04.11.2020 Branche | Produkte

Einfluss von Corona auf die finanzielle Absicherung im Alter eher gering

Repräsentative Umfrage der Canada Life: Rund die Hälfte der Menschen in Deutschland ist angesichts der Coronakrise nicht um ihre private Altersvorsorge besorgt. Jeder Zweite glaubt zudem, dass die Börsenkurse sich nach der Krise wieder erholen werden.

Die Bereitschaft in risikoreichere Produkte zu investieren, um überhaupt noch eine Rendite zu bekommen wächst. Allerdings fehlen vielen die finanziellen Mittel. (Foto: Wilfried Pohnke/Pixabay)
Die Bereitschaft in risikoreichere Produkte zu investieren, um überhaupt noch eine Rendite zu bekommen wächst. Allerdings fehlen vielen die finanziellen Mittel.
(Foto: Wilfried Pohnke/Pixabay)

Wenn es um Corona und die Auswirkungen der Krise auf ihre private Altersvorsorge geht, sind die Menschen in Deutschland tendenziell optimistisch: 52 Prozent geben an, nicht oder eher nicht besorgt zu sein. 24 Prozent sind besorgt, ebenso viele sind in der Frage gespalten. Das ergab eine repräsentative Umfrage des Marktforschungsinstituts YouGov im Auftrag von Canada Life. Die deutsche Niederlassung des Lebensversicherers untersuchte im zweiten Jahr in Folge, wie sich Verbraucher das Leben in der digitalen Gesellschaft von morgen vorstellen. Dabei wurden aus aktuellem Anlass auch Fragen zur Coronakrise aufgenommen. 

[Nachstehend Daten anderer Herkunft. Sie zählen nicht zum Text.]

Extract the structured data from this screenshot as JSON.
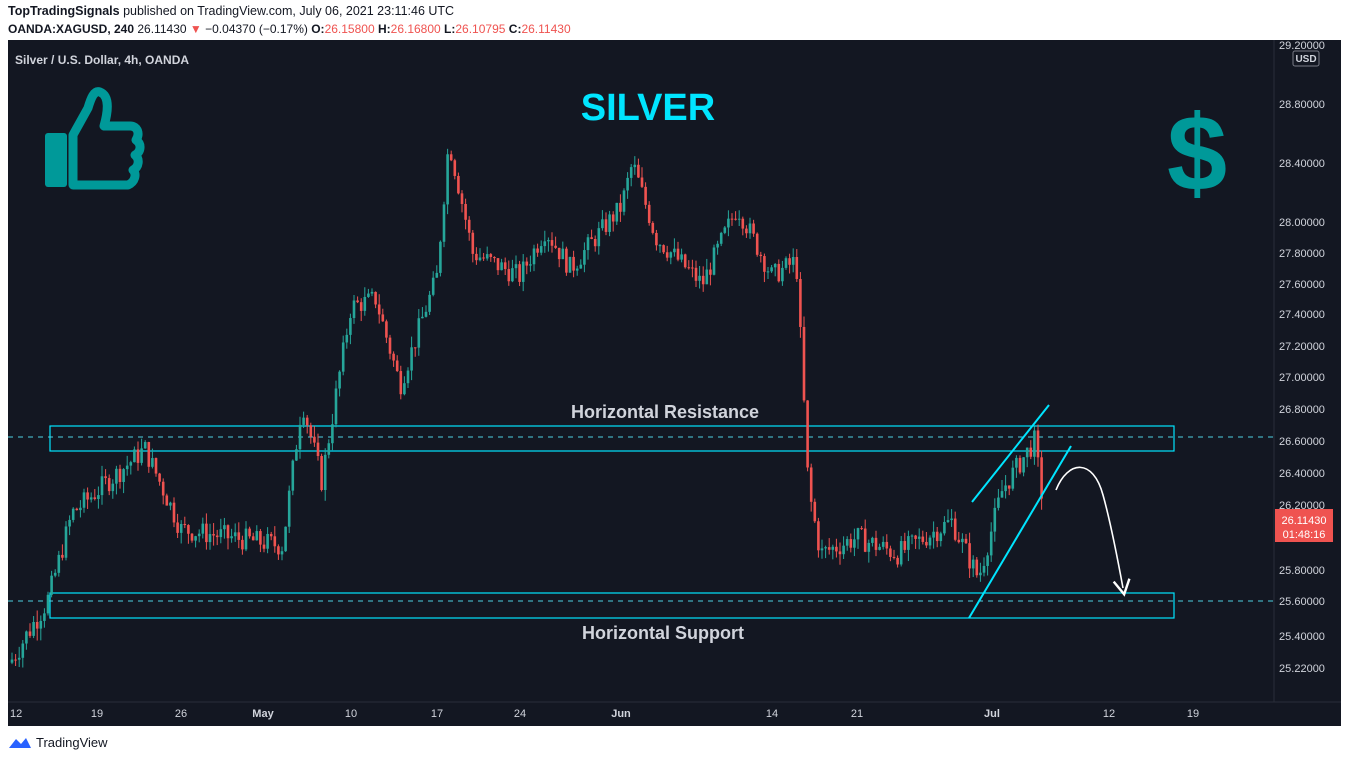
{
  "header": {
    "publisher": "TopTradingSignals",
    "published_text": "published on TradingView.com, July 06, 2021 23:11:46 UTC",
    "symbol": "OANDA:XAGUSD, 240",
    "last": "26.11430",
    "arrow": "▼",
    "change": "−0.04370 (−0.17%)",
    "o_label": "O:",
    "o": "26.15800",
    "h_label": "H:",
    "h": "26.16800",
    "l_label": "L:",
    "l": "26.10795",
    "c_label": "C:",
    "c": "26.11430"
  },
  "chart_title": "Silver / U.S. Dollar, 4h, OANDA",
  "overlay": {
    "big_title": "SILVER",
    "dollar": "$",
    "resistance_label": "Horizontal Resistance",
    "support_label": "Horizontal Support"
  },
  "price_axis": {
    "currency_badge": "USD",
    "current_price": "26.11430",
    "countdown": "01:48:16",
    "ticks": [
      "29.20000",
      "28.80000",
      "28.40000",
      "28.00000",
      "27.80000",
      "27.60000",
      "27.40000",
      "27.20000",
      "27.00000",
      "26.80000",
      "26.60000",
      "26.40000",
      "26.20000",
      "25.80000",
      "25.60000",
      "25.40000",
      "25.22000"
    ]
  },
  "time_axis": {
    "ticks": [
      "12",
      "19",
      "26",
      "May",
      "10",
      "17",
      "24",
      "Jun",
      "14",
      "21",
      "Jul",
      "12",
      "19"
    ]
  },
  "colors": {
    "background": "#131722",
    "up": "#26a69a",
    "down": "#ef5350",
    "accent": "#00e5ff",
    "teal_icon": "#009999"
  },
  "icons": [
    "thumbs-up-icon",
    "dollar-sign-icon",
    "tradingview-logo-icon"
  ],
  "footer": {
    "brand": "TradingView"
  },
  "chart_data": {
    "type": "candlestick",
    "title": "Silver / U.S. Dollar, 4h, OANDA",
    "x_range": [
      "2021-04-12",
      "2021-07-19"
    ],
    "y_range": [
      25.1,
      29.2
    ],
    "key_points": [
      {
        "date": "2021-04-12",
        "price": 25.25
      },
      {
        "date": "2021-04-15",
        "price": 25.6
      },
      {
        "date": "2021-04-17",
        "price": 26.15
      },
      {
        "date": "2021-04-23",
        "price": 26.55
      },
      {
        "date": "2021-04-26",
        "price": 26.05
      },
      {
        "date": "2021-05-03",
        "price": 25.95
      },
      {
        "date": "2021-05-05",
        "price": 26.85
      },
      {
        "date": "2021-05-07",
        "price": 26.35
      },
      {
        "date": "2021-05-10",
        "price": 27.45
      },
      {
        "date": "2021-05-12",
        "price": 27.5
      },
      {
        "date": "2021-05-14",
        "price": 26.95
      },
      {
        "date": "2021-05-17",
        "price": 27.65
      },
      {
        "date": "2021-05-18",
        "price": 28.55
      },
      {
        "date": "2021-05-20",
        "price": 27.8
      },
      {
        "date": "2021-05-24",
        "price": 27.65
      },
      {
        "date": "2021-05-26",
        "price": 27.95
      },
      {
        "date": "2021-05-28",
        "price": 27.7
      },
      {
        "date": "2021-06-01",
        "price": 28.1
      },
      {
        "date": "2021-06-02",
        "price": 28.4
      },
      {
        "date": "2021-06-04",
        "price": 27.9
      },
      {
        "date": "2021-06-08",
        "price": 27.6
      },
      {
        "date": "2021-06-11",
        "price": 28.1
      },
      {
        "date": "2021-06-14",
        "price": 27.65
      },
      {
        "date": "2021-06-16",
        "price": 27.75
      },
      {
        "date": "2021-06-17",
        "price": 26.3
      },
      {
        "date": "2021-06-18",
        "price": 25.9
      },
      {
        "date": "2021-06-21",
        "price": 26.0
      },
      {
        "date": "2021-06-24",
        "price": 25.9
      },
      {
        "date": "2021-06-28",
        "price": 26.1
      },
      {
        "date": "2021-06-30",
        "price": 25.75
      },
      {
        "date": "2021-07-02",
        "price": 26.3
      },
      {
        "date": "2021-07-05",
        "price": 26.6
      },
      {
        "date": "2021-07-06",
        "price": 26.11
      }
    ],
    "resistance_zone": [
      26.54,
      26.68
    ],
    "support_zone": [
      25.55,
      25.67
    ],
    "resistance_dashed_level": 26.62,
    "support_dashed_level": 25.61,
    "annotations": [
      "Horizontal Resistance",
      "Horizontal Support",
      "SILVER"
    ]
  }
}
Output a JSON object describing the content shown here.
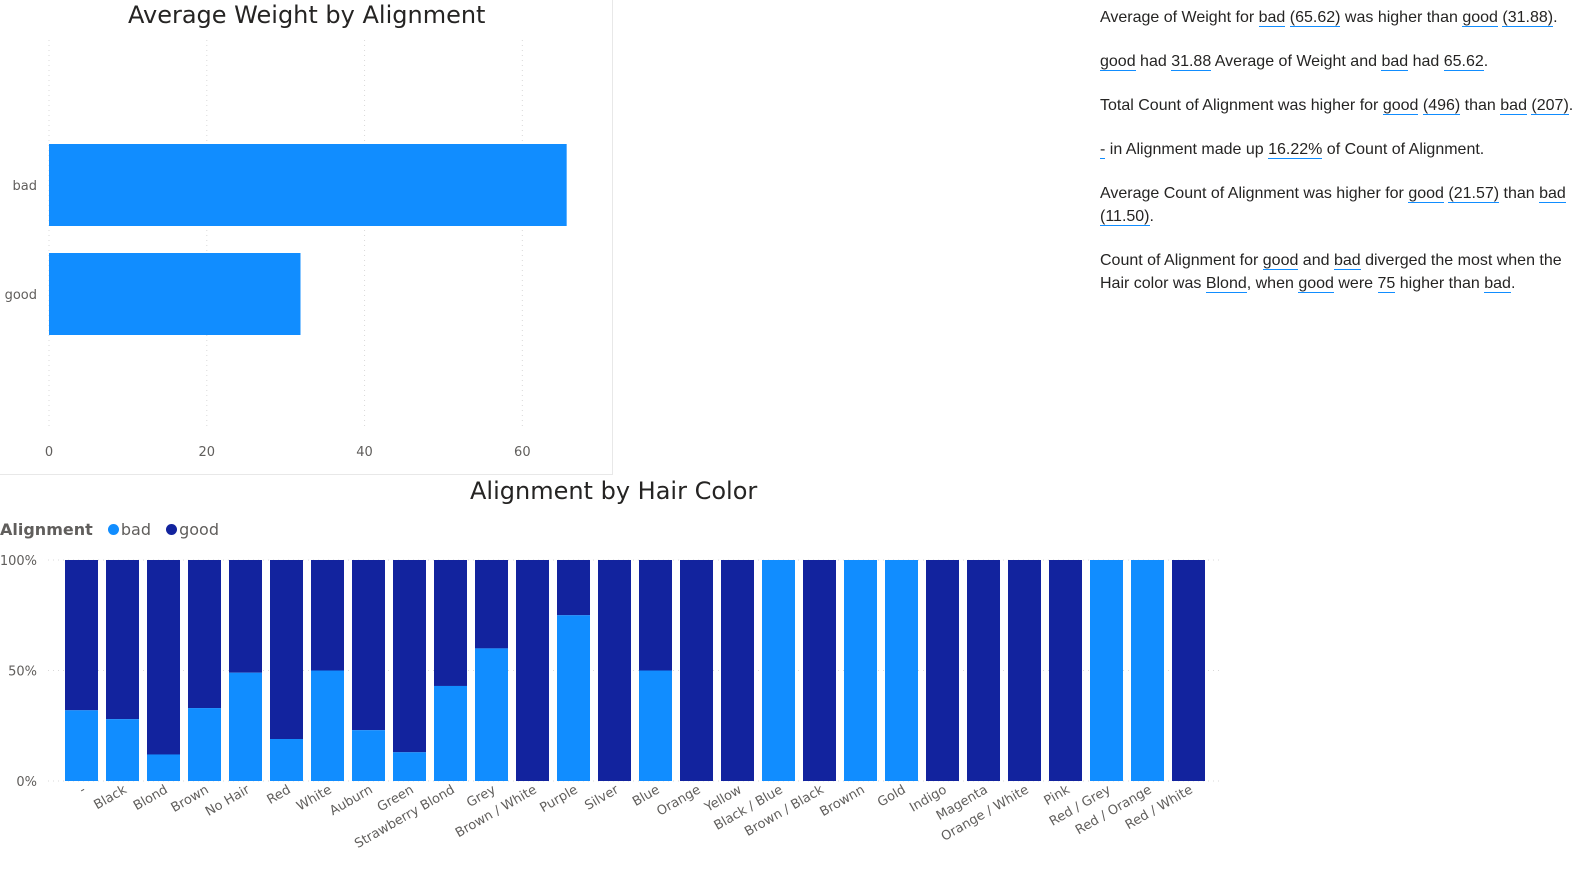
{
  "colors": {
    "bad": "#118dff",
    "good": "#12239e",
    "grid": "#d9d9d9",
    "axis": "#605e5c"
  },
  "chart_data": [
    {
      "type": "bar",
      "orientation": "horizontal",
      "title": "Average Weight by Alignment",
      "categories": [
        "bad",
        "good"
      ],
      "values": [
        65.62,
        31.88
      ],
      "xlim": [
        0,
        72
      ],
      "xticks": [
        0,
        20,
        40,
        60
      ],
      "grid": true
    },
    {
      "type": "bar",
      "stacked": "100%",
      "title": "Alignment by Hair Color",
      "legend_title": "Alignment",
      "legend_position": "top-left",
      "yticks": [
        "0%",
        "50%",
        "100%"
      ],
      "categories": [
        "-",
        "Black",
        "Blond",
        "Brown",
        "No Hair",
        "Red",
        "White",
        "Auburn",
        "Green",
        "Strawberry Blond",
        "Grey",
        "Brown / White",
        "Purple",
        "Silver",
        "Blue",
        "Orange",
        "Yellow",
        "Black / Blue",
        "Brown / Black",
        "Brownn",
        "Gold",
        "Indigo",
        "Magenta",
        "Orange / White",
        "Pink",
        "Red / Grey",
        "Red / Orange",
        "Red / White"
      ],
      "series": [
        {
          "name": "bad",
          "values": [
            0.32,
            0.28,
            0.12,
            0.33,
            0.49,
            0.19,
            0.5,
            0.23,
            0.13,
            0.43,
            0.6,
            0,
            0.75,
            0,
            0.5,
            0,
            0,
            1,
            0,
            1,
            1,
            0,
            0,
            0,
            0,
            1,
            1,
            0
          ]
        },
        {
          "name": "good",
          "values": [
            0.68,
            0.72,
            0.88,
            0.67,
            0.51,
            0.81,
            0.5,
            0.77,
            0.87,
            0.57,
            0.4,
            1,
            0.25,
            1,
            0.5,
            1,
            1,
            0,
            1,
            0,
            0,
            1,
            1,
            1,
            1,
            0,
            0,
            1
          ]
        }
      ]
    }
  ],
  "narrative": [
    [
      {
        "t": "Average of Weight for "
      },
      {
        "u": "bad"
      },
      {
        "t": " "
      },
      {
        "u": "(65.62)"
      },
      {
        "t": " was higher than "
      },
      {
        "u": "good"
      },
      {
        "t": " "
      },
      {
        "u": "(31.88)"
      },
      {
        "t": "."
      }
    ],
    [
      {
        "u": "good"
      },
      {
        "t": " had "
      },
      {
        "u": "31.88"
      },
      {
        "t": " Average of Weight and "
      },
      {
        "u": "bad"
      },
      {
        "t": " had "
      },
      {
        "u": "65.62"
      },
      {
        "t": "."
      }
    ],
    [
      {
        "t": "Total Count of Alignment was higher for "
      },
      {
        "u": "good"
      },
      {
        "t": " "
      },
      {
        "u": "(496)"
      },
      {
        "t": " than "
      },
      {
        "u": "bad"
      },
      {
        "t": " "
      },
      {
        "u": "(207)"
      },
      {
        "t": "."
      }
    ],
    [
      {
        "u": "-"
      },
      {
        "t": " in Alignment  made up "
      },
      {
        "u": "16.22%"
      },
      {
        "t": " of Count of Alignment."
      }
    ],
    [
      {
        "t": "Average Count of Alignment was higher for "
      },
      {
        "u": "good"
      },
      {
        "t": " "
      },
      {
        "u": "(21.57)"
      },
      {
        "t": " than "
      },
      {
        "u": "bad"
      },
      {
        "t": " "
      },
      {
        "u": "(11.50)"
      },
      {
        "t": "."
      }
    ],
    [
      {
        "t": "Count of Alignment for "
      },
      {
        "u": "good"
      },
      {
        "t": " and "
      },
      {
        "u": "bad"
      },
      {
        "t": " diverged the most when the Hair color was "
      },
      {
        "u": "Blond"
      },
      {
        "t": ", when "
      },
      {
        "u": "good"
      },
      {
        "t": " were "
      },
      {
        "u": "75"
      },
      {
        "t": " higher than "
      },
      {
        "u": "bad"
      },
      {
        "t": "."
      }
    ]
  ]
}
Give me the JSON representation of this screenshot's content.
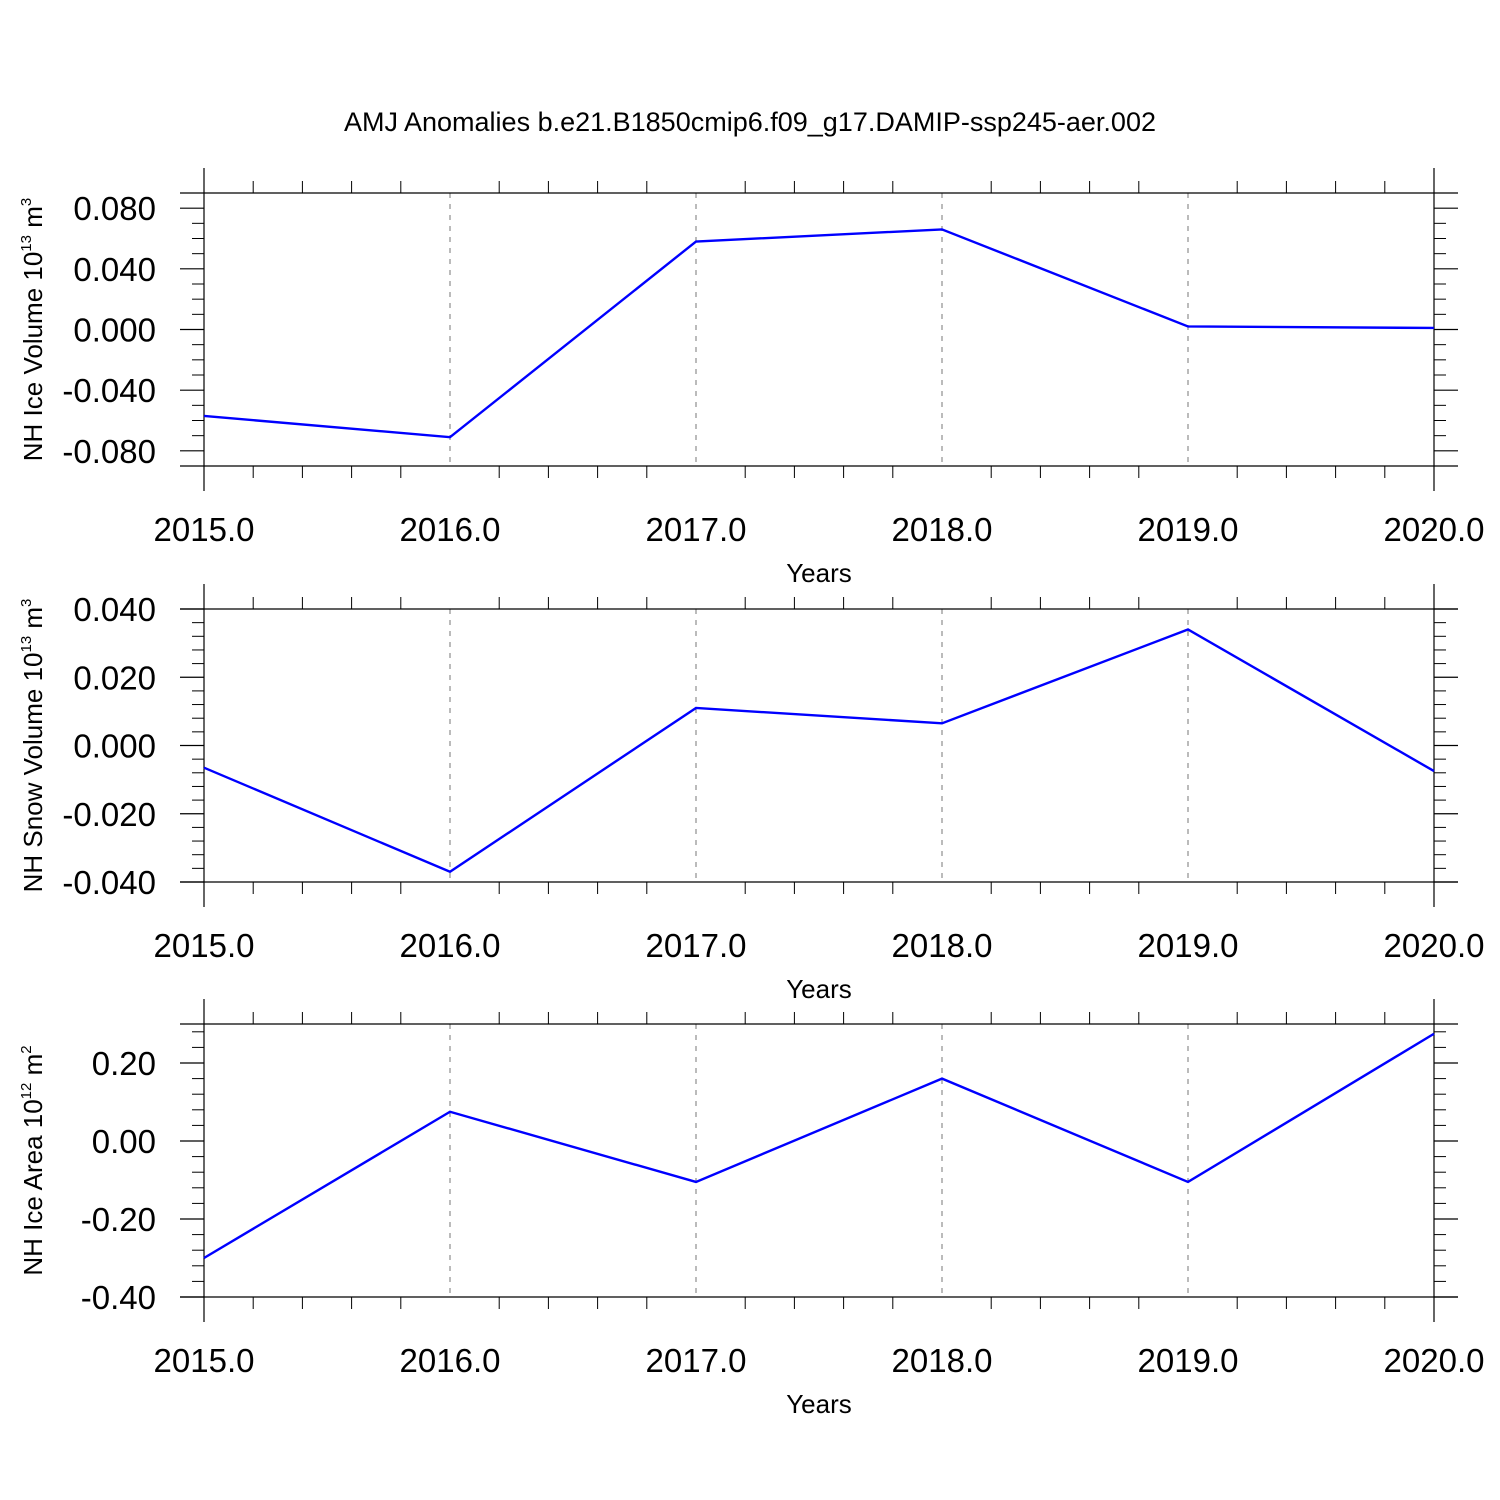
{
  "figure": {
    "title": "AMJ Anomalies b.e21.B1850cmip6.f09_g17.DAMIP-ssp245-aer.002"
  },
  "chart_data": [
    {
      "type": "line",
      "title": "",
      "xlabel": "Years",
      "ylabel": {
        "text": "NH Ice Volume 10",
        "sup": "13",
        "unit": " m",
        "unit_sup": "3"
      },
      "xlim": [
        2015,
        2020
      ],
      "ylim": [
        -0.09,
        0.09
      ],
      "x_ticks": [
        2015,
        2016,
        2017,
        2018,
        2019,
        2020
      ],
      "x_tick_labels": [
        "2015.0",
        "2016.0",
        "2017.0",
        "2018.0",
        "2019.0",
        "2020.0"
      ],
      "y_ticks": [
        0.08,
        0.04,
        0.0,
        -0.04,
        -0.08
      ],
      "y_tick_labels": [
        "0.080",
        "0.040",
        "0.000",
        "-0.040",
        "-0.080"
      ],
      "y_minor_step": 0.01,
      "grid": "vertical dashed at major x ticks",
      "series": [
        {
          "color": "#0000ff",
          "x": [
            2015,
            2016,
            2017,
            2018,
            2019,
            2020
          ],
          "y": [
            -0.057,
            -0.071,
            0.058,
            0.066,
            0.002,
            0.001
          ]
        }
      ]
    },
    {
      "type": "line",
      "title": "",
      "xlabel": "Years",
      "ylabel": {
        "text": "NH Snow Volume 10",
        "sup": "13",
        "unit": " m",
        "unit_sup": "3"
      },
      "xlim": [
        2015,
        2020
      ],
      "ylim": [
        -0.04,
        0.04
      ],
      "x_ticks": [
        2015,
        2016,
        2017,
        2018,
        2019,
        2020
      ],
      "x_tick_labels": [
        "2015.0",
        "2016.0",
        "2017.0",
        "2018.0",
        "2019.0",
        "2020.0"
      ],
      "y_ticks": [
        0.04,
        0.02,
        0.0,
        -0.02,
        -0.04
      ],
      "y_tick_labels": [
        "0.040",
        "0.020",
        "0.000",
        "-0.020",
        "-0.040"
      ],
      "y_minor_step": 0.004,
      "grid": "vertical dashed at major x ticks",
      "series": [
        {
          "color": "#0000ff",
          "x": [
            2015,
            2016,
            2017,
            2018,
            2019,
            2020
          ],
          "y": [
            -0.0065,
            -0.037,
            0.011,
            0.0065,
            0.034,
            -0.0075
          ]
        }
      ]
    },
    {
      "type": "line",
      "title": "",
      "xlabel": "Years",
      "ylabel": {
        "text": "NH Ice Area 10",
        "sup": "12",
        "unit": " m",
        "unit_sup": "2"
      },
      "xlim": [
        2015,
        2020
      ],
      "ylim": [
        -0.4,
        0.3
      ],
      "x_ticks": [
        2015,
        2016,
        2017,
        2018,
        2019,
        2020
      ],
      "x_tick_labels": [
        "2015.0",
        "2016.0",
        "2017.0",
        "2018.0",
        "2019.0",
        "2020.0"
      ],
      "y_ticks": [
        0.2,
        0.0,
        -0.2,
        -0.4
      ],
      "y_tick_labels": [
        "0.20",
        "0.00",
        "-0.20",
        "-0.40"
      ],
      "y_minor_step": 0.04,
      "grid": "vertical dashed at major x ticks",
      "series": [
        {
          "color": "#0000ff",
          "x": [
            2015,
            2016,
            2017,
            2018,
            2019,
            2020
          ],
          "y": [
            -0.3,
            0.075,
            -0.105,
            0.16,
            -0.105,
            0.275
          ]
        }
      ]
    }
  ]
}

Akzeptanz für Aktieninvestments wächst

 

Mit Blick auf die Situation am Aktienmarkt zeigen viele sich eher gelassen: 51 Prozent der Menschen in Deutschland gehen davon aus, dass die Börsenkurse sich wieder erholen werden. Nur zwölf Prozent glauben dies nicht. 37 Prozent sind unentschieden. „Wir stellen fest, dass viele Kunden langfristig denken und die Chancen und Gesetzmäßigkeiten der Altersvorsorge mit Aktien gut verstehen”, sagt Markus Drews, CEO von Canada Life. Es habe sich die Erkenntnis durchgesetzt, dass man nicht einfach mal eben schnell fürs Alter vorsorgen kann. Schließlich rede man hier oft über Anlagezeiträume von 30 Jahren oder mehr bis zum Rentenbeginn. Dazu passten fondsgebundene Versicherungen, die auf langfristiges, renditeorientiertes Aktieninvestment setzen. 

Allerdings offenbarten die Menschen in Deutschland insgesamt noch große Absicherungslücken. Nur 35 Prozent ergreifen laut der Untersuchung Eigeninitiative beim Sparen und sehen sich für das Alter gut aufgestellt. Allerdings lag dieser Wert im Vorjahr mit 30 Prozent noch niedriger. Elf Prozent davon geben an, dass sie sich bereits privat finanziell abgesichert haben; 24 Prozent sparen noch für die Rentenzeit und sehen ihre künftige Rentensituation positiv. Demgegenüber stehen 32 Prozent, die gern mehr für das Alter tun würden, es sich aber nicht leisten können.

Nachholbedarf vor allem in den neuen Bundesländern und bei Frauen

 

Besonders in den neuen Bundesländern fühlen die Menschen sich tendenziell nicht ausreichend versorgt: Hier gibt es im Vergleich zum bundesweiten Anteil von 32 Prozent einen besonders hohen Anteil unter den Befragten, die gern mehr für das Alter sparen würden, aber glauben, es sich nicht leisten zu können. So liegt er in Berlin, Brandenburg, Mecklenburg-Vorpommern und Sachsen-Anhalt bei 40 Prozent, in Sachsen und Thüringen sogar bei 41 Prozent. Auch zwischen Frauen und Männern bestehen signifikante Unterschiede, wenn es um den Vorsorgebedarf geht. Während 37 Prozent der Frauen gerne mehr sparen würden, jedoch nicht können, sind es bei Männern nur 27 Prozent.